Armei-me de um óleo de coco
especial, que queima legal, de tom avermelhado, bronze mesmo, da máquina
fotográfica ganha no Japão, e nos metemos num barco, com outros hóspedes. Só
falar em dar de comer a tubarões já era uma descarga de adrenalina total, mas senti
que o Ayrton estava num outro clima. Três nativos, com aqueles calções da linha
fio-dental, amarraram o barco numa pedra, com uma corda que ficava boiando na
superfície da água. Cada um de nós ganhou um snorkel e máscara e a idéia
era que ficássemos ali, agarrados na corda, mas com a cabeça mergulhada na
água. A emoção ia começar.
Os nativos mergulham e jogam
um determinado tipo de líquido na água. Junta um monte de peixes - de cores,
tipos e tamanhos diferentes. Aí, nos dão um pouco de carne e o que
acontece é que os peixes vêm comer, na nossa mão. O Ayrton tinha comprado uma
máquina para fotos submarinas e se esbaldava. Mas perguntava a toda hora:
- Cadê o bichão? Cadê o
bichão?
Logo, o bichão apareceu.
Foram os nativos acenarem com uns nacões de carne crua, como aquelas picanhas
mal-passadas de restaurante, que alguns espectros enormes, escuros, despontaram
na água. Quem é que disse que os hóspedes ficaram lá, segurando na cordinha?
Subiu todo mundo às pressas no barco. Mas dava para ver os tubarões arrancando
das mãos dos nativos os nacos de carne pingando sangue. Os nativos não
demonstravam medo. Chegavam a afagar aquelas feras. Um deles pegou um bichão
pela barbatana, montou nele e saiu navegando, como se fosse um golfinho.
O tubarão não estava feliz, visivelmente, mas o nativo nos confessou seu
truque: agarrando só uma das barbatanas laterais, ele tem como virar a boca e
morder; mas, prendendo-o tanto pela barbatana do lado como pela de cima, ele
fica seguro e você consegue até dirigi-lo para onde quiser. Coisa do tipo festa
do peão de boiadeiro num mar de tubarões.
Mais à frente, paramos para
dar de comer às arraias. Monstros enormes, de mais de um metro de diâmetro.

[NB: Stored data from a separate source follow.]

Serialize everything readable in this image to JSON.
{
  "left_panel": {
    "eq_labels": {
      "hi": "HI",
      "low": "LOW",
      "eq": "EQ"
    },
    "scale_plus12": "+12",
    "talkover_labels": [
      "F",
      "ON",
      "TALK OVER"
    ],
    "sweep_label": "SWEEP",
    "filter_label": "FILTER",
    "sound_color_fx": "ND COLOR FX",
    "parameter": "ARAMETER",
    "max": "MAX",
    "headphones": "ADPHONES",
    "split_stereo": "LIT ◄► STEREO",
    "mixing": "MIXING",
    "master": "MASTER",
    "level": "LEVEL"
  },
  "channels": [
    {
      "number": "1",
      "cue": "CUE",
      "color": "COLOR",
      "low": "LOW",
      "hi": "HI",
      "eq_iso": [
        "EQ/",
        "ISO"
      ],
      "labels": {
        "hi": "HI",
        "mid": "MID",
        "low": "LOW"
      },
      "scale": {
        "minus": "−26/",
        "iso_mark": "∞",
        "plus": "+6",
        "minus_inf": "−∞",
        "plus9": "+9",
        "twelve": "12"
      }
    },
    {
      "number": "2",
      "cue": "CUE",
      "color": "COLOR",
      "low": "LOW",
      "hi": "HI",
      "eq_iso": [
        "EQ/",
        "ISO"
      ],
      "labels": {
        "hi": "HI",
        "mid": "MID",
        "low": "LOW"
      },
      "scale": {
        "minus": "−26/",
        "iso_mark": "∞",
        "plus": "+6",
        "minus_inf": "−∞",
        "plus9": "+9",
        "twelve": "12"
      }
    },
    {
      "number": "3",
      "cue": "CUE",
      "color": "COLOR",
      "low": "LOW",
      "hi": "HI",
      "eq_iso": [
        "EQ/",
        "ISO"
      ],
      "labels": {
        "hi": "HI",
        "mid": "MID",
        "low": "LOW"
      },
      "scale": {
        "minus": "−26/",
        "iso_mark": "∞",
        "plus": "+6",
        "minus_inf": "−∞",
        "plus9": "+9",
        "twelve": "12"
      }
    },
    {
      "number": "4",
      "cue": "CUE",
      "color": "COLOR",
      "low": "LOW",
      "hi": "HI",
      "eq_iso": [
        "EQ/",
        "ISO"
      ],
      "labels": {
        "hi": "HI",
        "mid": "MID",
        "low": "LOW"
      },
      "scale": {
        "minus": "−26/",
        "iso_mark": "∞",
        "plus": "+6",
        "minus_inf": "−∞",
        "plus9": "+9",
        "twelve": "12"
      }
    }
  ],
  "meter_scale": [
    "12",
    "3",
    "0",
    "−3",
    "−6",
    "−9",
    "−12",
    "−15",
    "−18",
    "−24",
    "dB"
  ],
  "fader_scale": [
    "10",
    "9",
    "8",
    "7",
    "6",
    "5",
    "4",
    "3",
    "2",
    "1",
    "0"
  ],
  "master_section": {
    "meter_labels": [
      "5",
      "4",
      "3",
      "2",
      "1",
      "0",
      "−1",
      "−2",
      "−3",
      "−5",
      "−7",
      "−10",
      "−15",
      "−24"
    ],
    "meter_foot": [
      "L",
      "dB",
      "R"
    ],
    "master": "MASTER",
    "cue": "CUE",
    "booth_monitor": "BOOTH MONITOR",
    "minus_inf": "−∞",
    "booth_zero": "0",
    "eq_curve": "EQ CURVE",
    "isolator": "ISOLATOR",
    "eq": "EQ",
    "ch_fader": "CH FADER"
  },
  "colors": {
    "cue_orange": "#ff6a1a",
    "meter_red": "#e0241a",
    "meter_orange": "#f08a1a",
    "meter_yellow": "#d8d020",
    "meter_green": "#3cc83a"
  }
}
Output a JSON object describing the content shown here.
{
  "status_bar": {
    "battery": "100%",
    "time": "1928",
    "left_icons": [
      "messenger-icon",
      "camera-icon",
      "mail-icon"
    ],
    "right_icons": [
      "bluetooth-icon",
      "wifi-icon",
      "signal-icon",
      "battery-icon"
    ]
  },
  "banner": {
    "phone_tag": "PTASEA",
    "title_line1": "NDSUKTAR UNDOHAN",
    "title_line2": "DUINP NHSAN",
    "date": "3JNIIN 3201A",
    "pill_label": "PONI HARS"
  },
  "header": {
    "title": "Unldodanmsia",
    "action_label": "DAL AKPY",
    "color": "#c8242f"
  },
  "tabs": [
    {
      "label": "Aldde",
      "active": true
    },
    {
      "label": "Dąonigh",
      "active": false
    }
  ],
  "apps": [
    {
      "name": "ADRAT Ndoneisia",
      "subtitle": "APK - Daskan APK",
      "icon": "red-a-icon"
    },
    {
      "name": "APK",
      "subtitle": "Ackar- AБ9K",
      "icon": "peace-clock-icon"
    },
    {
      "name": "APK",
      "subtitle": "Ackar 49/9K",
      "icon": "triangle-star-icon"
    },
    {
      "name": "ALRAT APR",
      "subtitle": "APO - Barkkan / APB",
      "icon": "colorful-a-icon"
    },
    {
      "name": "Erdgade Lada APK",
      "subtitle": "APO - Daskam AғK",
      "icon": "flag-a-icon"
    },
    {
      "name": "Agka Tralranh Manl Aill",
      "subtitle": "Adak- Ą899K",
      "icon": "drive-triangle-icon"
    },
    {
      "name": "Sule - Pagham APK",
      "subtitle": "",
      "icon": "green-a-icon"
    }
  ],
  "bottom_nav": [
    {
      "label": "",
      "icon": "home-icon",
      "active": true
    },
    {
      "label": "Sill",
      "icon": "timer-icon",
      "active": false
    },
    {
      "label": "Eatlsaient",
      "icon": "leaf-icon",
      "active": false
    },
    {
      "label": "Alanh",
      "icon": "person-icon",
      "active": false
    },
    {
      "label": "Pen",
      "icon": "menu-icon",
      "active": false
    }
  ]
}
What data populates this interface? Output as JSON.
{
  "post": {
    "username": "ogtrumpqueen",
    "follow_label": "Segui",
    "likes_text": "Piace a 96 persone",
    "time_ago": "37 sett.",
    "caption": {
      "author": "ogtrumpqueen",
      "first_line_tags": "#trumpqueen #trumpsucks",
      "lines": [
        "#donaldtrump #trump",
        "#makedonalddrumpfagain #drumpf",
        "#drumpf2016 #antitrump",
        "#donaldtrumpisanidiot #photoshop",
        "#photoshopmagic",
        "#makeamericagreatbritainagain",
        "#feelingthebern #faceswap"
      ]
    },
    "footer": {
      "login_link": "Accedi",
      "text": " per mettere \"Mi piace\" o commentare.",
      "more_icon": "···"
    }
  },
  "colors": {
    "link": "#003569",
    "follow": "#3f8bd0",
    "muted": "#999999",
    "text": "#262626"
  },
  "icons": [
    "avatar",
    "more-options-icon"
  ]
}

Mansinhas, inofensivas. O Ayrton passava a mão no peito delas, elas ficavam
quase na vertical, como se curtissem aquele carinho. Ele teve uma recaída:
- Se soubesse que elas são
assim, eu não teria assustado aquela, ontem.
Só de palhaçada, um dos
nativos surrupiou meu precioso óleo e se lambuzou, ele que já tinha aquela cor
de polinésio do Gauguin. O Ayrton riu, mas senti que ele fraquejava. Crise
mesmo foi a que teve, ao chegar. Vômitos, corridas de dois em dois minutos ao
banheiro. Chamei o Bernard, que chamou o médico. Ele veio no figurino local:
roupa branca, mas pés descalços. Ayrton tentou amenizar:
- Deve ter sido o sol e mais
alguma coisa que comi.
O fato é que, nos dois dias
seguintes, tomamos um chá de cama - eu, no duplo papel de enfermeira e de
mulher carinhosa, cuidadosa, preocupada - o tempo todo cuidando dele. Intuição
feminina: disse a ele para tomar Coca-Cola. Ele me contrariou na hora:
- Coca-Cola?
Bem, antes de sair, o médico
ministrou, além dos remédios, um conselho:
-... e tome uma Coca-Cola.
Ele ainda muito fraco,
tomamos o caminho para a Austrália, onde o circo da Fórmula 1 ia fazer as
despedidas da temporada de 1993. E onde Ayrton ia dar adeus a seus proveitosos
e emocionantes seis anos de McLaren. Percebi que tinha voltado a ser ele na
escala na Nova Zelândia. Enquanto esperávamos pela conexão, entrou numa loja do
free shop. E comprou o quê? Chegou perto de mim com um cinto de couro.
"Gostou?" "Gostei." Mandou embrulhar uma dúzia.